DETERMINATION OF THE EFFECTIVE HYDRAULIC CONDUCTIVITY FOR HETEROGENEOUS POROUS-MEDIA USING A NUMERICAL SPECTRAL APPROACH .2. RESULTS

Using the numerical spectral method described in the companion paper (Dykaar and Kitanidis, this issue) the effective conductivity of a three-dimensional, isotropic, stationary, lognormally distributed hydraulic conductivity is computed. Six cases were investigated for variances in log conductivity ranging between 1 and 6. The results show that averaging volumes of at least 30 integral scales are required before the effective conductivity reaches its asymptotic value. The results support Matheron's (1967) hypothesis that K(e) = K(G) exp (sigma(y) 2/6, where K(e) is the effective hydraulic conductivity, and K(G) and sigma(Y)2 are the geometric mean and variance, respectively, of the hydraulic conductivity field. We also find that for a Gaussian covariance function, heterogeneities smaller than about 1.3 integral scale do not significantly contribute to the effective conductivity.

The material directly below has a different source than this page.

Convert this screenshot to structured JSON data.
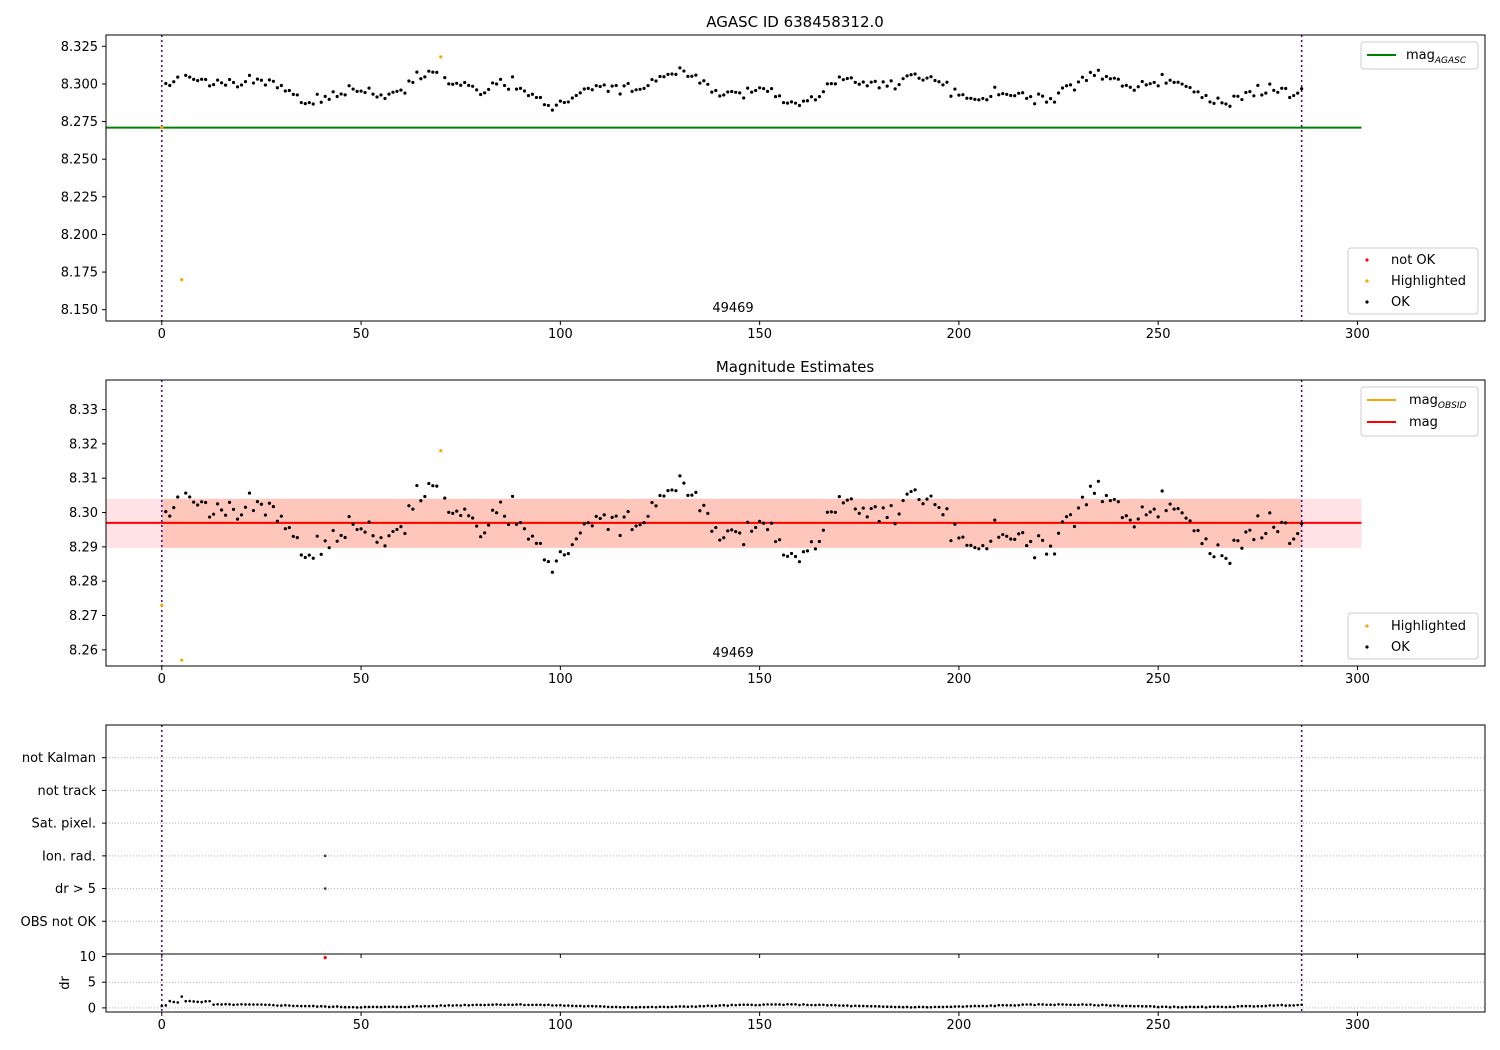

In two dimensions, averaging volumes of more than 80 integral scales are required before the effective conductivity reaches the analytic infinite-domain result of the geometric mean, while the effective conductivity is insensitive to heterogeneities less than 2 integral scales in size. The method is also applied to data from a shale and sandstone formation, and the results are compared with those form other methods.